A teaching repo that shows how to build an agentic RAG system with LangGraph — hierarchical indexing, multi-agent map-reduce, self-correction, and context compression. Aimed at developers learning how RAG pipelines actually work beyond the toy tutorial level. The Gradio app makes it runnable without writing a line of code.
Parent/child chunk splitting is implemented correctly — small chunks for retrieval precision, large parents for answer context, with sensible merge/split logic to handle markdown header variability. The context compression step is a real solution to a real problem: without it, long retrieval loops blow past the context window.

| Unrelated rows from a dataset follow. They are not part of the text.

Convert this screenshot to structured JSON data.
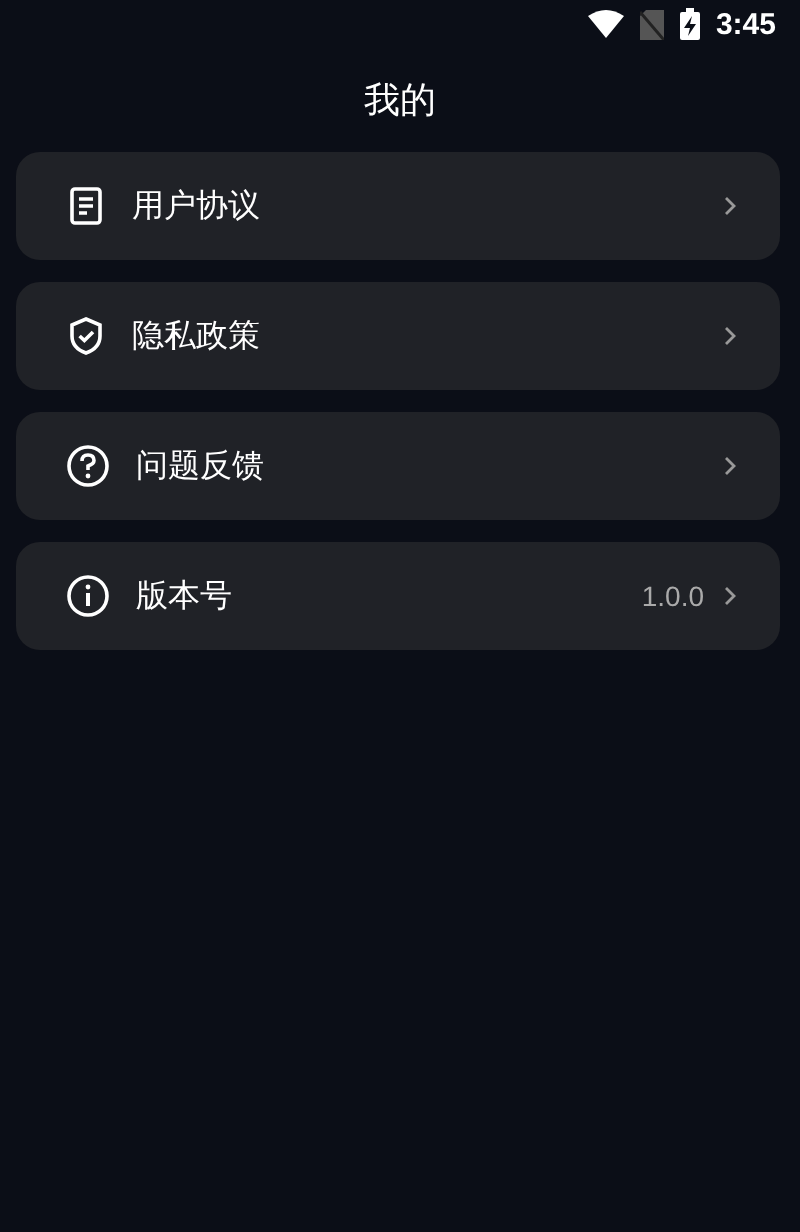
{
  "status_bar": {
    "time": "3:45"
  },
  "header": {
    "title": "我的"
  },
  "menu": [
    {
      "kind": "document",
      "label": "用户协议"
    },
    {
      "kind": "shield",
      "label": "隐私政策"
    },
    {
      "kind": "question",
      "label": "问题反馈"
    },
    {
      "kind": "info",
      "label": "版本号",
      "value": "1.0.0"
    }
  ]
}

Token budgeting with tiktoken before compressing is the right call. The retrieval key deduplication (tracking already-fetched parent IDs and search queries across iterations) prevents the agent from spinning in circles re-fetching the same data.
Parent chunks are stored as flat JSON files in a directory — fine for a demo, breaks immediately at any meaningful document scale. No persistence layer means re-indexing from scratch on every restart. The tiktoken trick for token estimation uses the GPT-4 tokenizer as a proxy for whatever LLM you actually configured, which gives wrong numbers for Ollama models or Gemini. The `score_threshold` in `similarity_search` is hardcoded at 0.4 but is not calibrated per embedding model — the Qwen3-Embedding-0.6B model will have a different score distribution than a model trained on MSMARCO, so you'll get either too many or zero results depending on your docs.